Michelangelo's Piet?Cordelia is so full of ‘grace’ that many readers of the play have commented on her Christ-like qualities:
  • She forgives those who have ‘sinned’ against her (Colossians 3:13)
  • When she returns from France she is referred to as an angel, and as someone who has redemptive powers
  • Like Jesus she seems to be the epitome of grace. When she hears of what has happened to her father she grieves, shaking ‘The holy water from her heavenly eyes’.
  • In Act 4 Scene 4 she declares ‘O dear father, / It is thy business that I go about’ echoing the words of the boy Jesus in Luke 2:49: ‘Wist ye not that I must be about my Father's business?’ KJB
  • Lear refers to Cordelia as ‘a soul in bliss’ in sharp contrast to himself who he thinks of as a dead sinner ‘bound upon a wheel of fire’.
  • In Act 5 Lear tells Cordelia that he will kneel down to ask her ‘forgiveness’ so that together they will be ‘God’s spies’
  • Lear acknowledges the huge sacrifice that his daughter has made and declares, ‘Upon such sacrifices, my Cordelia, / The gods themselves throw incense.’ The parallel with Christ’s sacrifice (Ephesians 5:2) would have been obvious to Shakespeare’s audiences
  • In Act 4 Scene 6 a gentleman comments that Cordelia ‘redeems nature from the general curse / Which twain have brought her to.’ There is a similarity here with the concept of Christ’s redemption of humankind from the sin of Adam and Eve and the curse which their disobedience in Eden brought upon all human beings (see Garden of Eden, Adam and Eve, 'Second Adam')

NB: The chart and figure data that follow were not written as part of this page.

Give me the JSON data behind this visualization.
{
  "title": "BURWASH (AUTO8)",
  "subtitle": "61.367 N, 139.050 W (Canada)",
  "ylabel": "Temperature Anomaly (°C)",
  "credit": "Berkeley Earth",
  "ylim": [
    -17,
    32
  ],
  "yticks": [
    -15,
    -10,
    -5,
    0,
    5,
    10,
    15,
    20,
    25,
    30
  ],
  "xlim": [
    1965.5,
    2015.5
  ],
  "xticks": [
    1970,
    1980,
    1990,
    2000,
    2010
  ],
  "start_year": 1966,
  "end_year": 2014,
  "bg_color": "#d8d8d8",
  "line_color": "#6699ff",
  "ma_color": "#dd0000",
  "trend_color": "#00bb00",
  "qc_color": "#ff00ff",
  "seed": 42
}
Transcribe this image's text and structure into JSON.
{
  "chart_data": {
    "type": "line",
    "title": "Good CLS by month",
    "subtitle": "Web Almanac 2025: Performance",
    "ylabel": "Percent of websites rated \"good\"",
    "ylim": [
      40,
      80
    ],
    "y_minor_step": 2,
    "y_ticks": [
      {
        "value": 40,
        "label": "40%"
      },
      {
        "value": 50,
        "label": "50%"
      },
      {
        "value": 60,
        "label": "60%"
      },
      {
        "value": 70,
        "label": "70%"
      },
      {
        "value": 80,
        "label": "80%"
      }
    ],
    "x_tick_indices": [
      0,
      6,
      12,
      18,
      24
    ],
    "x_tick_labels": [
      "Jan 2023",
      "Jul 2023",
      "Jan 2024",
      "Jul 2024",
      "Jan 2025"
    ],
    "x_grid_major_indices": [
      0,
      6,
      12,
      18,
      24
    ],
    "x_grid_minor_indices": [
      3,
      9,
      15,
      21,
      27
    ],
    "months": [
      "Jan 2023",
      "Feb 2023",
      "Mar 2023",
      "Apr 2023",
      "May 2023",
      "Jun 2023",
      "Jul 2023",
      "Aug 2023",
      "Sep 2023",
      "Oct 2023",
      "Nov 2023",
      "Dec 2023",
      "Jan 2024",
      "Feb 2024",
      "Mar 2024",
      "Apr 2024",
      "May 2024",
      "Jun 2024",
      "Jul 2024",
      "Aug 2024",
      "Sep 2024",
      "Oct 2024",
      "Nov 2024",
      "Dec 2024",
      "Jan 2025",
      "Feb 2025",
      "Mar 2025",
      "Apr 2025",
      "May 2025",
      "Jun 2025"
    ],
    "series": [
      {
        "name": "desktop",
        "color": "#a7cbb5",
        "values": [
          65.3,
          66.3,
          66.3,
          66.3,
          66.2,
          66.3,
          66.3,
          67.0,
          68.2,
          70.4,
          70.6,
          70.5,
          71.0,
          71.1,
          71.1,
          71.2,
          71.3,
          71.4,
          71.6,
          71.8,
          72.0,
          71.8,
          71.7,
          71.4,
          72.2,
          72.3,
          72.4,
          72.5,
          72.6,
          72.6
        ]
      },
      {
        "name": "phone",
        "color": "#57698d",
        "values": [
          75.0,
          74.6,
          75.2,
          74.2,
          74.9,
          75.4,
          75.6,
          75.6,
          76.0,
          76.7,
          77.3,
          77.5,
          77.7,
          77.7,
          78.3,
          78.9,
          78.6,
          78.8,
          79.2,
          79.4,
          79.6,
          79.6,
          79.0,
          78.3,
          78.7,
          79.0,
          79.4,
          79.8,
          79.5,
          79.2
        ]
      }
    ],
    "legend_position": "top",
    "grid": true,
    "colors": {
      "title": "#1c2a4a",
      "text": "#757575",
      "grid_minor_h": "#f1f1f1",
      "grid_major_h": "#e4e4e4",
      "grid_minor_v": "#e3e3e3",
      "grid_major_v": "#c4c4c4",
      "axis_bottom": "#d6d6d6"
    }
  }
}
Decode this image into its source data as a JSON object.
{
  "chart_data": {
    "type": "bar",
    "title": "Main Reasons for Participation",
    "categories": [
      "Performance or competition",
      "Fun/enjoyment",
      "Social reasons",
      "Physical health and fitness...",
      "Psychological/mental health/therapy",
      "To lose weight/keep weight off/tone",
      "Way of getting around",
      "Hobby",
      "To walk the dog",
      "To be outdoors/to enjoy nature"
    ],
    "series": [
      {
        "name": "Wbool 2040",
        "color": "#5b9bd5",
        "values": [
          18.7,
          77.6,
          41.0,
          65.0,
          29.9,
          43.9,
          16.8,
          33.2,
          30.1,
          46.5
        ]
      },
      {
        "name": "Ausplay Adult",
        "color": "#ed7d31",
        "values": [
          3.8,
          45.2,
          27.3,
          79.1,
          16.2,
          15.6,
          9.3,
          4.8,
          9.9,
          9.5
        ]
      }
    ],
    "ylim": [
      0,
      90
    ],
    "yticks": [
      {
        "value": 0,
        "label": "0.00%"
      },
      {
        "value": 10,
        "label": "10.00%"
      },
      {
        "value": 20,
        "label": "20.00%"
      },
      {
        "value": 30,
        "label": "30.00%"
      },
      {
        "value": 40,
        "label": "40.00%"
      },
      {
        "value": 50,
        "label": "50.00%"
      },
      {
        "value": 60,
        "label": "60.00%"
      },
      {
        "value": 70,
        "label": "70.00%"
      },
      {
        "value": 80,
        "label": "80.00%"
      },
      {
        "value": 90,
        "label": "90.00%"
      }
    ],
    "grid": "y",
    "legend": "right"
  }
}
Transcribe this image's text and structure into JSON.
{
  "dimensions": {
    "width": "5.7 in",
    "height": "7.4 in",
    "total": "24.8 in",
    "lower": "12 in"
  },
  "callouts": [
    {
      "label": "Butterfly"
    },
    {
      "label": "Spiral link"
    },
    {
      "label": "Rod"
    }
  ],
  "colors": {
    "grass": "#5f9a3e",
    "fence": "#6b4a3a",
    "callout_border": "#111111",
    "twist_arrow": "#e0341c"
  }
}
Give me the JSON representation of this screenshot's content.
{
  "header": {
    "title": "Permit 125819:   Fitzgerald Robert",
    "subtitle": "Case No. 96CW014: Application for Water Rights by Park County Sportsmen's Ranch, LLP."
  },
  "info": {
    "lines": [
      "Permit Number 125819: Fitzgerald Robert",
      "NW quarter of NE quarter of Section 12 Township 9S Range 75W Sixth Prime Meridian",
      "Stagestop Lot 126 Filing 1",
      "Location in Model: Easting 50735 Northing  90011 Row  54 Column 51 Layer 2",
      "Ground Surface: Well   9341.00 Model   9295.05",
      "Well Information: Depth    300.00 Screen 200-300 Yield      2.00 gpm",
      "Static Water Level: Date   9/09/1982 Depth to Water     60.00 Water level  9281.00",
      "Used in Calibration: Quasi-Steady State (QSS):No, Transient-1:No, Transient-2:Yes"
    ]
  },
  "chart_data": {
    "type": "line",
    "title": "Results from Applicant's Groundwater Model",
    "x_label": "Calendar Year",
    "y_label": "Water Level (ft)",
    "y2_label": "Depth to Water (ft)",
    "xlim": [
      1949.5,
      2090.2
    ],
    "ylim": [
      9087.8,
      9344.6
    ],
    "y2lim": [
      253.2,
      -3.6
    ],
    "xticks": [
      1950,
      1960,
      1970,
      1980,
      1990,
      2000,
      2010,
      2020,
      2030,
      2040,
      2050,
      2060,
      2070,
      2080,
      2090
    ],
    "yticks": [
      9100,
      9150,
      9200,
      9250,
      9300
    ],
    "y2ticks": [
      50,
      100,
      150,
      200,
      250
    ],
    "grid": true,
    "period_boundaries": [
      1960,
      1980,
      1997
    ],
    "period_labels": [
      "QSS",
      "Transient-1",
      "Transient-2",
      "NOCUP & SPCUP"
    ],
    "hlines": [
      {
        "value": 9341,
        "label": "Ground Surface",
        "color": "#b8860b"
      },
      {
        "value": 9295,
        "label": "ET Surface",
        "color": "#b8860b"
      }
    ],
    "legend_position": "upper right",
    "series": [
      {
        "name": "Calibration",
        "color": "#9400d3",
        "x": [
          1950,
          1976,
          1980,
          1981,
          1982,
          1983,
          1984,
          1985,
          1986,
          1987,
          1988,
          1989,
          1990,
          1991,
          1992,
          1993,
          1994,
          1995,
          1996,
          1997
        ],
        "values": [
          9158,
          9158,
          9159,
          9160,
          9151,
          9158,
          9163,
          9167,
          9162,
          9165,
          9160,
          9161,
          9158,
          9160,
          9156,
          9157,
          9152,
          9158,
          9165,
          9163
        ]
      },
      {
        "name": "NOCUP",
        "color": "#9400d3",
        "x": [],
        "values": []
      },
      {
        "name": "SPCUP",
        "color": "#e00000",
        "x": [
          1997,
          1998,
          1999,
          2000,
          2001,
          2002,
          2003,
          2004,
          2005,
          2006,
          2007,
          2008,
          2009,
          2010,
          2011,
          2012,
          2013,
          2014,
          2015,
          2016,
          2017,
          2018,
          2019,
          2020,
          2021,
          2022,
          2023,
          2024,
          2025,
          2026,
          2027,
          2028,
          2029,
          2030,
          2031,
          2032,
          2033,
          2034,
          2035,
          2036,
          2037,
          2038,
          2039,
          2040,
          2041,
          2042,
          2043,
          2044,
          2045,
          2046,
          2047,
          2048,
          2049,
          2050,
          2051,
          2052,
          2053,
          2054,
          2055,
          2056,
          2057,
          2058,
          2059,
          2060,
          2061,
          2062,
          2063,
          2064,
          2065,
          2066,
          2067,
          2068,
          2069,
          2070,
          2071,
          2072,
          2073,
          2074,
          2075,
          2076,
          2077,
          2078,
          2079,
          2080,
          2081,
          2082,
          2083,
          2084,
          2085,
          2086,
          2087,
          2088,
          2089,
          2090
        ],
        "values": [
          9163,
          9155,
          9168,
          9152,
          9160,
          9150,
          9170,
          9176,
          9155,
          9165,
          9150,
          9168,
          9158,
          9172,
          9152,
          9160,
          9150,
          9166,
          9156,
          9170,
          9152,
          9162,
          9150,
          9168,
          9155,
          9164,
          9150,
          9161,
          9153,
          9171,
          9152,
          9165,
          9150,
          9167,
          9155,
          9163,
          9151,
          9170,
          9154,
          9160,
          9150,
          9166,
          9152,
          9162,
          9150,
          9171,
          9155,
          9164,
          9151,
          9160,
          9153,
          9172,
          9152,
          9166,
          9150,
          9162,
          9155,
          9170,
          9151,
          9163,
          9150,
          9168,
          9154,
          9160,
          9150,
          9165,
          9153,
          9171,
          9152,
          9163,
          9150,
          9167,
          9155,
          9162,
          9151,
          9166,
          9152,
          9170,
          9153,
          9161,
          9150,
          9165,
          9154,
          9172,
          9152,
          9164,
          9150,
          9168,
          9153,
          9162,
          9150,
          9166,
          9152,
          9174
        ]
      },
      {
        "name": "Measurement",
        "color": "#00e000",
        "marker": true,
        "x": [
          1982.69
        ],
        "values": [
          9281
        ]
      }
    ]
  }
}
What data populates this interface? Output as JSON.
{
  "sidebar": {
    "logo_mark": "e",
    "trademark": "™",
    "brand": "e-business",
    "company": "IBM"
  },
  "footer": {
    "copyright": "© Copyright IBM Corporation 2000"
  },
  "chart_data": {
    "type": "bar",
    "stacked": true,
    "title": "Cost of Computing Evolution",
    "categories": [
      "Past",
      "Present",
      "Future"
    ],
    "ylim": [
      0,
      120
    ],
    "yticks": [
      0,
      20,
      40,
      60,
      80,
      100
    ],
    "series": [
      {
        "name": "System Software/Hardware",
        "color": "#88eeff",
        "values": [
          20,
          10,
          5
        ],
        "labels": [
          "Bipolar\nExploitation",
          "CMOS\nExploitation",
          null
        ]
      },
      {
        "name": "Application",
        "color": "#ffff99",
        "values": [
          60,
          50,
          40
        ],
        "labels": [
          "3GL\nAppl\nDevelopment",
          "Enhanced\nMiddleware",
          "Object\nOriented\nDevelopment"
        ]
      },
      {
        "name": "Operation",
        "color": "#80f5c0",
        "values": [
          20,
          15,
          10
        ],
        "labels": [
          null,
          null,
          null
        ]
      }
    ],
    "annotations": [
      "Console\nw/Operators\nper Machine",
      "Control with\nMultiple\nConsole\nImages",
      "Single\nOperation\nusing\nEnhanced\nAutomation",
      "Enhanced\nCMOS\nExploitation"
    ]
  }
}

  • When Lear carries in the dead Cordelia at the end of the play the stage image is very reminiscent of the traditional Christian representation of the Pietà, a painting or sculpture of Mary the Mother of Jesus holding her dead son in her arms after he had been taken down from the Cross
Parallels with Jesus should not, however, be taken too far. In Cordelia’s case there is no miracle of resurrection.